When Sheryl previously worked as a top Google executive and chief of staff at the U.S. Treasury Department, said she "never spoke about being a woman" when she was advancing in her career. "Because I thought if you spoke about being a woman, the person on the other side of the table thinks you're whining, complaining, asking for special treatment..." she said. "What we are currently doing is not working; the veil of silence is not creating an equal playing field. We need to acknowledge the issues, acknowledge the biases and counteract them," she concluded.
While we may think pointing out an organizational shortcoming conveys weakness, it actually portrays a proactive awareness.
- She takes a proactive stance in her fighting position. When you’re a fighter, your stance is everything. It maintains and supports your balance and sustainability. And Sheryl has some serious staying power with the support of her family and how they show the world what a family of equality looks like. Both Sheryl and her husband have been open about their marriage being a “shared earnings/shared parenting” relationship. Both take responsibility for earning the family's income (sufficient to meet at least half of the family's basic expenses and preferably some reserve) and both identify as primary parents to children, responsible for childcare, meeting children's needs and supporting children's development, and as responsible for half the unpaid work of the home. If this sounds like a dream to you, Sheryl is out to prove it can be our common reality.
Thank you Sheryl for leveraging for ladies – you are a top-notch example of how we should all aspire for top-notch status.

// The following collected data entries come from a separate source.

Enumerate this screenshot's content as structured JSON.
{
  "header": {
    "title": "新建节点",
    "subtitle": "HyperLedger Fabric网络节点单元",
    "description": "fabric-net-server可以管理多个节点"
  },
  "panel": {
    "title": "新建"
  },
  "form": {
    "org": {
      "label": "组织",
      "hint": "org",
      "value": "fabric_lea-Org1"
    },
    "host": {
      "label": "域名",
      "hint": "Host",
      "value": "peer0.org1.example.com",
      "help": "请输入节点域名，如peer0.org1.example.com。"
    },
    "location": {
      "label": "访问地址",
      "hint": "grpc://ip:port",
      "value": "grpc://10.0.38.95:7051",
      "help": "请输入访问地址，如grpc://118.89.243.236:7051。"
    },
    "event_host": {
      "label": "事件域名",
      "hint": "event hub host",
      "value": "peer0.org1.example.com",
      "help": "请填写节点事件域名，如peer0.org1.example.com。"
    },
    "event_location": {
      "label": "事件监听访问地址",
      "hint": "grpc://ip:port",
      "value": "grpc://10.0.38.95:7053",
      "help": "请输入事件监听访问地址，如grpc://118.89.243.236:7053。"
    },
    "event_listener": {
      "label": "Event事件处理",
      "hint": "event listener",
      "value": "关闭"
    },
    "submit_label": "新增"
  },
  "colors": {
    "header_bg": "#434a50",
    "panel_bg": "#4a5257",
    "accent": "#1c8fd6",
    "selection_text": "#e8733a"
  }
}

- When the list of Sheryl’s achievements was presented, did you think “overachiever”? If so, that is actually the primary case in point Sheryl’s many lectures have highlighted. When talking about serial success, men are often viewed with more acceptance than women. Has there ever been a time you played small in fear you would be labeled critically?
- Sheryl didn’t beat around the bush when she said to be a successful leader you have to be a liked This can seem confusing when battling the predisposition women typically face in being people pleasers. What is a characteristic you embody that often attracts people to you without you trying? How can you embody more positive traits with that same effortless appeal?

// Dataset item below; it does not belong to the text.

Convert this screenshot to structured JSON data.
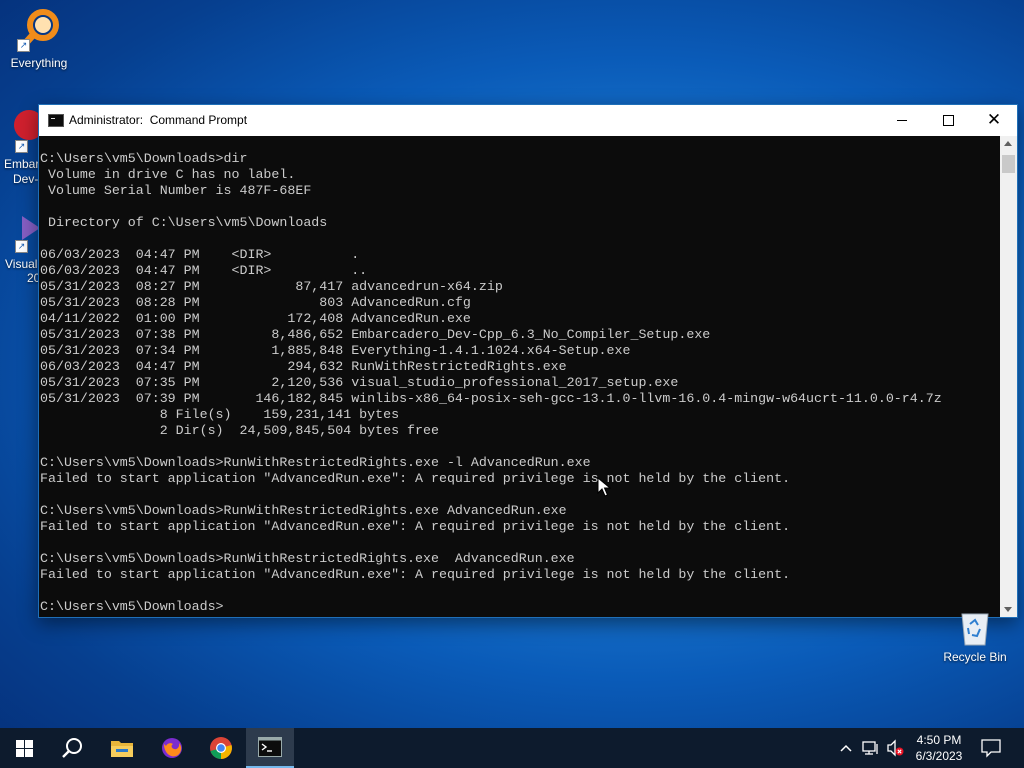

- Sheryl could continue to fight for women’s equality on her own accord, but instead she is enlisting as many powerful core contacts as she can – even encouraging the entire U.S. military to step up to the cause. And in doing so, her fight upgrades from a “fight” to an entire movement. It’s one thing to have a fire for something, but quite another to recruit heavily on its behalf. What is a conviction that you felt so whole-heartedly that you put on your recruitment shoes? How did you go about the rallying process – social media, events, speaking efforts?
- Being the one who calls out the white elephant is never an anticipated role. Nonetheless, it is a vital role. Someone has to bring difficult subjects to light or else stagnancy will drive everyone crazy and progress will always seem unrealistic. What is the most difficult subject you ever had to spearhead? Have you ever had to speak up to a female related issue in the workplace or at home?
- What are your thoughts regarding a Shared Earnings/ Shared Parenting marriage? How did you react to her husbands death? Have you lost someone dear to you and part of your support team? How did you cope?